With the Bears’ season about to kick off, the Sun-Times’ experts predict how successful the team will be:
RICK MORRISSEY
10-6
The schedule is a rough one, which explains why the Bears will win two fewer games than 2018, when they went 12-4. The regular season should end the same way, though, with an NFC North title. It’s no secret that a lot of this is predicated on the Bears staying healthy and on quarterback Mitch Trubisky making a significant leap this season. The first is a roll of the dice. The second is still very much a question. The defense is good enough to get the team to seven or eight victories. Trubisky should be good enough to get the Bears to 10. Right? Right?
RICK TELANDER
11-5
This seems like a season for the Bears to go radically up or down. I’m putting my chips on up.
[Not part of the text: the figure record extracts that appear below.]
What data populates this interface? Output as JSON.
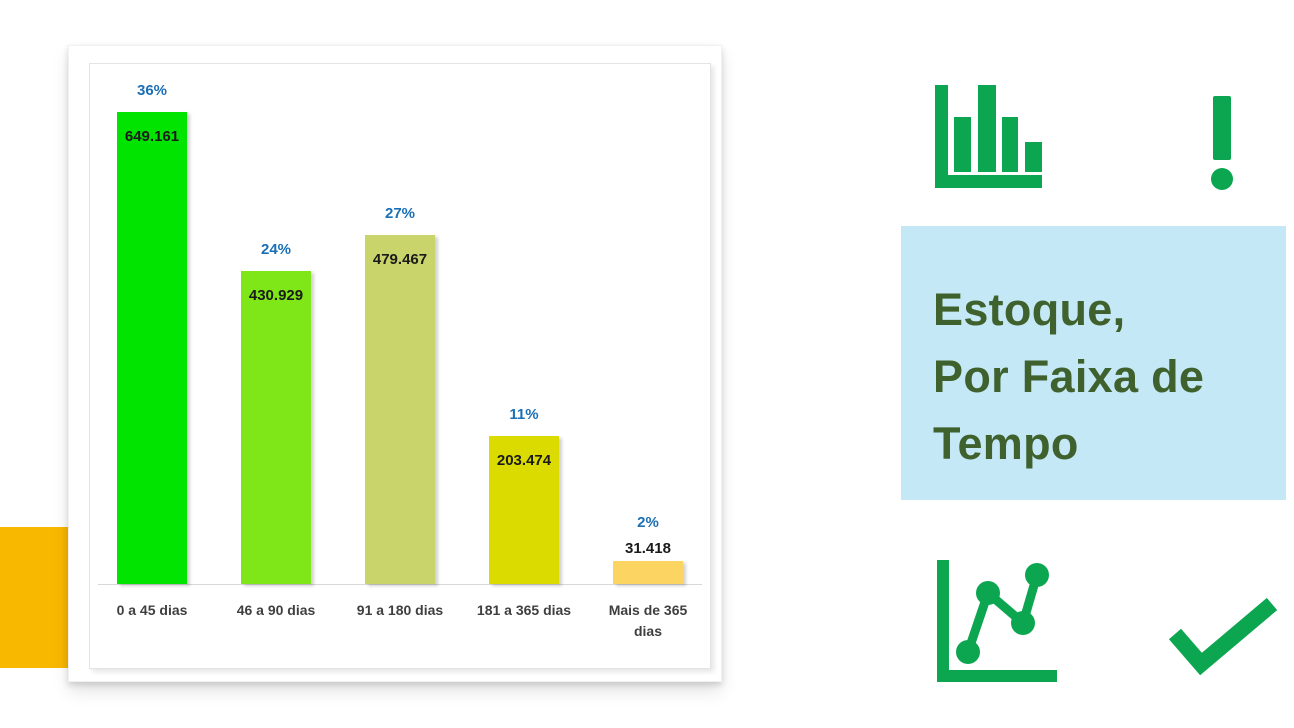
{
  "colors": {
    "icon_green": "#0DA650",
    "percent_blue": "#1B6FB5",
    "value_text": "#1A1A1A",
    "axis_label": "#3F3F3F",
    "axis_line": "#D8D8D8",
    "title_bg": "#C5E8F6",
    "title_text": "#3F612D",
    "accent_orange": "#F8B800",
    "card_bg": "#FFFFFF"
  },
  "chart_data": {
    "type": "bar",
    "title": "Estoque, Por Faixa de Tempo",
    "categories": [
      "0 a 45 dias",
      "46 a 90 dias",
      "91 a 180 dias",
      "181 a 365 dias",
      "Mais de 365 dias"
    ],
    "values": [
      649161,
      430929,
      479467,
      203474,
      31418
    ],
    "value_labels": [
      "649.161",
      "430.929",
      "479.467",
      "203.474",
      "31.418"
    ],
    "percent_labels": [
      "36%",
      "24%",
      "27%",
      "11%",
      "2%"
    ],
    "bar_colors": [
      "#00E400",
      "#7FE717",
      "#C9D46A",
      "#DBDB00",
      "#FCD462"
    ],
    "xlabel": "",
    "ylabel": "",
    "grid": false,
    "legend": false,
    "y_axis_visible": false
  },
  "title_panel": {
    "lines": [
      "Estoque,",
      "Por Faixa de",
      "Tempo"
    ]
  },
  "icons": {
    "top_left": "bar-chart-icon",
    "top_right": "exclamation-icon",
    "bottom_left": "line-chart-icon",
    "bottom_right": "checkmark-icon"
  }
}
It’s possible Vic Fangio’s departure has ruined the defense — but I think there’s simply too much talent on D, with Khalil Mack and the linebackers leading the way. Offense? Well, I’m rolling dice on third-year man Trubisky. We’ve hardly seen him or the first-team offense play this year. But Trubisky is the gamble that has to pay off. Otherwise, the Bears go back to the quarterback well and years of mediocrity. Or worse. Maybe this is just hope. But, I ask you — if not now, when?
PATRICK FINLEY
10-6
Only twice since the Bears fired Mike Ditka have they followed a winning season with another one: 1994-95 and then again in 2005-06, culminating in the team’s last Super Bowl berth. They’ll do it again this season. This year’s team would beat the 2018 squad — Trubisky has a better sense of the offense, while Mack and Roquan Smith should be first-team all-pros after a full offseason with the team. Still, circumstances will work against the Bears — their injury and turnover luck is bound to be worse. Their schedule is tougher. And the NFC North will be better than in 2018, when the second-best team went 8-7-1. Ten wins might not win the division, but it will be enough to make the playoffs.
JASON LIESER
12-4
Predicting a season record is different than predicting a season outcome. Losing some regular-season games to good teams isn’t necessarily indicative of how far the Bears will go in the playoffs. They visit the Rams for a prime-time game. They have a game in London, which is often a coin flip regardless of the matchup. They’ve gotta battle the Saints, Chargers, Cowboys and Chiefs. But as long as the Bears clean up the games they’re supposed to win, those sturdy opponents are the perfect preparation for a deep run in the playoffs.
MARK POTASH
10-6
Nagy has pushed most of the right buttons in the regular season so far as the Bears’ head coach, and if the Bears can avoid devastating injuries, all the pieces are in place for them to navigate a more difficult schedule in 2019. The early schedule, when they should be healthy, gives them a chance for a fast start. With little evidence, the David Montgomery better-fit-for-Nagy’s-offense seems like an offseason narrative that will come to fruition. If it does, Trubisky will only have to lead this team and not carry it. That could be a significant distinction.